Por Antonio Lassance (*) publicado no Portal Carta Maior
O Senado aprovou (terça-feira, 20 de maio) a reserva de vagas para pretos e pardos em concursos públicos dos órgãos da administração federal.
O Projeto de Lei, proposto pela presidenta Dilma Rousseff, garante 20% das vagas dos concursos aos candidatos negros. A regra valerá por dez anos. O texto segue agora para a sanção presidencial.
Embora seja restrito à esfera federal, espera-se que ocorra uma avalanche de projetos estaduais e municipais para se adotar o mesmo modelo nessas demais esferas.
Pelo projeto, os candidatos deverão se auto-declarar negros na inscrição do concurso. Uma informação importante é que são considerados negros, pela lei (art. 2º), os autodeclarados pretos e também os pardos – ou seja, os descendentes de negros. A classificação usada pelo IBGE nos censos tem sua história contada em sua página (Leia mais http://www.ibge.gov.br/home/estatistica/populacao/caracteristicas_raciais/notas_tecnicas.pdf).
Os órgãos deverão fiscalizar a veracidade dessas informações. Por sua vez, os candidatos que fizerem declaração falsa serão não só eliminados do concurso como poderão sofrer outras sanções, como a de responder a processo por falsidade ideológica.

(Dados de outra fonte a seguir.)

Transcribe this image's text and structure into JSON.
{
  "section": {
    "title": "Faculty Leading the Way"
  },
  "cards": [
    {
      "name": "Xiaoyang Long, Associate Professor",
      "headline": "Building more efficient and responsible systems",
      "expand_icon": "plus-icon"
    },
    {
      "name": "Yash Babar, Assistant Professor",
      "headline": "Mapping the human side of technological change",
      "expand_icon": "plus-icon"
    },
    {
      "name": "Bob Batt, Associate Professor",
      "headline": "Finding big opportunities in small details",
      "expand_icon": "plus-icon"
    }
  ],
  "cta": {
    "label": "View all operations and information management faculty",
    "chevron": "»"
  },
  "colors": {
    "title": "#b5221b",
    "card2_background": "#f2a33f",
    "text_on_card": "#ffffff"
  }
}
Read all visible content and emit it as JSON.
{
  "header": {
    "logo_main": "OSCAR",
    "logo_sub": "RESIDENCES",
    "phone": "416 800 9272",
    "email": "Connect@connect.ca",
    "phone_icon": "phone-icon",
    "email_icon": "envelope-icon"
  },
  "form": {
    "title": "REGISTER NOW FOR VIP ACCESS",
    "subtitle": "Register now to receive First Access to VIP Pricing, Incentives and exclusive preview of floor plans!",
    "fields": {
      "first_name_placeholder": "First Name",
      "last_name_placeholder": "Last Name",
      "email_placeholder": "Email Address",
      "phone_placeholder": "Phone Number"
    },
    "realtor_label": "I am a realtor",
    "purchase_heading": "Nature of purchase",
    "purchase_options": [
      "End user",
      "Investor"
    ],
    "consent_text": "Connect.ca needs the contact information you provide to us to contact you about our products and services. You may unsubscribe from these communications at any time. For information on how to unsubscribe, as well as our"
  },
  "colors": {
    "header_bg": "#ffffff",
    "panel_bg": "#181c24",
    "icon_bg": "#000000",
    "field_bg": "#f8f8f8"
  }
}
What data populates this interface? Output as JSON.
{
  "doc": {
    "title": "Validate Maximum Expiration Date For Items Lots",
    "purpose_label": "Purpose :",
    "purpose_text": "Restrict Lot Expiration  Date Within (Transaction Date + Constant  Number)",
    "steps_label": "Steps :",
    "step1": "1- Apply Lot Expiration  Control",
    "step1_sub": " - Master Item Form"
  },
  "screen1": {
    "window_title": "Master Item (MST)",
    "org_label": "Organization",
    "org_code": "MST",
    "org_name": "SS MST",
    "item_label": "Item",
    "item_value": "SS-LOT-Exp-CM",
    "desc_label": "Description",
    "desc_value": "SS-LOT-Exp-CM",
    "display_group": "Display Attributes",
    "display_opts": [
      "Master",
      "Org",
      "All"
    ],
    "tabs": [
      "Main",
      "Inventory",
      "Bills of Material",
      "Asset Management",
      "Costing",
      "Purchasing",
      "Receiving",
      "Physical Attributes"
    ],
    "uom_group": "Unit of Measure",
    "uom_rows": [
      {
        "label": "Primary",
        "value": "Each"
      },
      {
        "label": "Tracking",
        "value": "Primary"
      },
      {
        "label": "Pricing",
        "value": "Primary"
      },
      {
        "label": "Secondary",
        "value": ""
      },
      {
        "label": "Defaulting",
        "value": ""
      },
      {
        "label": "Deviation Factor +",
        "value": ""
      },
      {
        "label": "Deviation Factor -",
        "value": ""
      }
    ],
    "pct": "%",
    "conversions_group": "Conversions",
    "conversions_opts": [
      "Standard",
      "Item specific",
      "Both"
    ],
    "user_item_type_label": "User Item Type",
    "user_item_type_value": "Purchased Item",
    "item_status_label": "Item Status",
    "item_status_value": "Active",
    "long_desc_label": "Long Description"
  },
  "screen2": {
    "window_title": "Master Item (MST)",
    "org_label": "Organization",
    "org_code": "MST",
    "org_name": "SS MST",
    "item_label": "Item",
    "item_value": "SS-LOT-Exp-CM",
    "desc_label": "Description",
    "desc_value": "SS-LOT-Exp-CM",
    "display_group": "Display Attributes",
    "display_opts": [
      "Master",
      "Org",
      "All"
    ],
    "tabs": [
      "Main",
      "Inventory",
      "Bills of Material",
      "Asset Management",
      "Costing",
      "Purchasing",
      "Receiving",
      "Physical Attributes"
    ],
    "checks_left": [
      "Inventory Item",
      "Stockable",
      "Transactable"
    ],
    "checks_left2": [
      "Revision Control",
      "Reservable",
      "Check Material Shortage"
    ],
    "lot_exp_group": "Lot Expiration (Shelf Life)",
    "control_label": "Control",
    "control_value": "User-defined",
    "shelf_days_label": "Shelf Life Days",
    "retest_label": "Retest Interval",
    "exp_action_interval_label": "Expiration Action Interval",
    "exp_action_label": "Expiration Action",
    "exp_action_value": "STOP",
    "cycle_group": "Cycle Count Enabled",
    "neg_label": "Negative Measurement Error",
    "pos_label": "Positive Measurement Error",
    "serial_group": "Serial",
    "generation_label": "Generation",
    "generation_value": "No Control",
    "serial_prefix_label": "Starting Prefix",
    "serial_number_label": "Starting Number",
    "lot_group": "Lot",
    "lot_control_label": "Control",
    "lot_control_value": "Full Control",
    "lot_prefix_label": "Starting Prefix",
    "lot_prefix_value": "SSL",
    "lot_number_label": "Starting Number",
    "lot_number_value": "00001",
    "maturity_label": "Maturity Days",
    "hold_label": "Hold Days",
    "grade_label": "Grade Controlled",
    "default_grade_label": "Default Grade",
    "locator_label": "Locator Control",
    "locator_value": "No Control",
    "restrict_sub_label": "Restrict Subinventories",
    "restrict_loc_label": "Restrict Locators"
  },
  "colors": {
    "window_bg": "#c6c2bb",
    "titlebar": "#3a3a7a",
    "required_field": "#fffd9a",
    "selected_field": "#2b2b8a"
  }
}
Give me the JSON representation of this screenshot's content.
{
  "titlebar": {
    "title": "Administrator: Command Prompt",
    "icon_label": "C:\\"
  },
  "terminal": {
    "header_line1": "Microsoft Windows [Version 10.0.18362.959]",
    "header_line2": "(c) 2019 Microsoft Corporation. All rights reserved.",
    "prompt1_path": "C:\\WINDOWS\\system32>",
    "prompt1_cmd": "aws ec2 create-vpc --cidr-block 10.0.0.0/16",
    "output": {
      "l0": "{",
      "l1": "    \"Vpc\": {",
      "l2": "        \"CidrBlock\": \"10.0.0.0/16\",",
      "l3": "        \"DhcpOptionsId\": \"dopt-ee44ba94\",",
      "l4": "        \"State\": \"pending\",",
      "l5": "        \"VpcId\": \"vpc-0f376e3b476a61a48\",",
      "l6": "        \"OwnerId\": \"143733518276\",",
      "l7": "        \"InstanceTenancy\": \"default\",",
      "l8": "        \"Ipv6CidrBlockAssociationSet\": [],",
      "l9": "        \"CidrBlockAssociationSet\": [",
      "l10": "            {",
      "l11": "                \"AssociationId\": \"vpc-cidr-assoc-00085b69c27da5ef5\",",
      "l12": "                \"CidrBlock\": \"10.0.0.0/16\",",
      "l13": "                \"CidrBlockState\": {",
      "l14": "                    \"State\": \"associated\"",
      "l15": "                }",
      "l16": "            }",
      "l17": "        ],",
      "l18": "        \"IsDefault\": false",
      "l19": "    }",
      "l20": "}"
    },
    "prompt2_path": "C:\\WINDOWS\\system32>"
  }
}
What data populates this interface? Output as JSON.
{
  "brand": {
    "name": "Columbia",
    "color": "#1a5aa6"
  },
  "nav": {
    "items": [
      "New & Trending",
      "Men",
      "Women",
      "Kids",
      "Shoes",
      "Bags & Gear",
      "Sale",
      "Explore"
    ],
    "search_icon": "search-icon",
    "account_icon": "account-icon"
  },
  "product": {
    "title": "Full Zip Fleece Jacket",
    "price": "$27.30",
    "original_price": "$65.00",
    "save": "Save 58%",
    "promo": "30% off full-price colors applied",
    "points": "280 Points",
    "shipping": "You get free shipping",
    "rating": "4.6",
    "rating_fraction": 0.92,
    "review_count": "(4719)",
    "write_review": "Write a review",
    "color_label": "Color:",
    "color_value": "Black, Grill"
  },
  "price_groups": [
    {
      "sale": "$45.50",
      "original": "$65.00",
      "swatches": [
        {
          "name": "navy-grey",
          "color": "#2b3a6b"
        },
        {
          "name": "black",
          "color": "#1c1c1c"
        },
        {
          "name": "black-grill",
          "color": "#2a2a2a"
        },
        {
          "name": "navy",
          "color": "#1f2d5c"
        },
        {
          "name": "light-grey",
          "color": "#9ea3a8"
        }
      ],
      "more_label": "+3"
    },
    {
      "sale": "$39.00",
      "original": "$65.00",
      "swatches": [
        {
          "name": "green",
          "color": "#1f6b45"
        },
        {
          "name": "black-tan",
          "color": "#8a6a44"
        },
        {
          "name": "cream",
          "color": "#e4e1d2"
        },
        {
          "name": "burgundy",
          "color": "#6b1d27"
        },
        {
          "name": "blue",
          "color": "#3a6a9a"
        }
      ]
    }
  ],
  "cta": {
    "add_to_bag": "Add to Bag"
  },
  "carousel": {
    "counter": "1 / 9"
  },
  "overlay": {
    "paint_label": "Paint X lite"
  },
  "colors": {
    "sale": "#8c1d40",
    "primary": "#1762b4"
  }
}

A cota interfere na classificação, e não na aprovação. Ou seja, a qualidade do recrutamento a ser feita pelos concursos continua preservada, pois todo e qualquer candidato precisa alcançar a pontuação mínima estabelecida pelos editais, podendo ser eliminados com base nos critérios definidos para todos.
Se, eventualmente, não houver candidatos negros habilitados, as vagas serão preenchidas pelos demais que estiverem melhor posicionados na ordem de classificação.
Mais da metade da população brasileira é composta de pretos e pardos auto-declarados. Ou seja, a cota não é para uma minoria, mas para uma maioria pouco representada no serviço público.
Tradicionalmente, os negros são excluídos por critérios que escondem desníveis socioeconômicos profundos e seculares. Esses desníveis continuam existindo, mas passam agora a pesar um pouco menos.
As cotas são um avanço, mas estejamos preparados para o fato de que a nova regra será objeto de muita polêmica – o que é próprio do debate democrático.
Uma parte da sociedade acha que o racismo é algo superado no Brasil. Outra diz que políticas afirmativas são contraproducentes – reforçariam um racismo que, supostamente, não existiria mais.
A tese é desmentida pela estatística dos cargos do serviço público, que mostra uma proporção de pretos e pardos bem abaixo da que existe na sociedade. Como lembrou a Senadora Ana Rita (PT-ES), relatora do projeto na Comissão de Direitos Humanos e Legislação Participativa do Senado, entre os diplomatas, apenas 5,9% são pretos ou pardos; entre auditores da Receita, são 12,3%; e na carreira de Procurador da Fazenda Nacional, 14,2%.
Os que são contrários não precisam se preocupar tanto: 80% das vagas estão livres do novo critério.
A lei é um grande passo, mas a caminhada ainda é longa. É preciso, de agora em diante, uma vigilância atenta sobre os editais, para evitar que eles sejam injustos e incluam exigências que tornem letra morta o texto aprovado.
Será preciso também o controle social sobre os órgãos, para que se estabeleçam critérios claros de definição da veracidade de informações. Tão importante quanto a lei é evitar que a conquista seja fraudada por quem não entendeu sua importância e ache que racismo é brincadeira.
(*) Antonio Lassance é cientista político.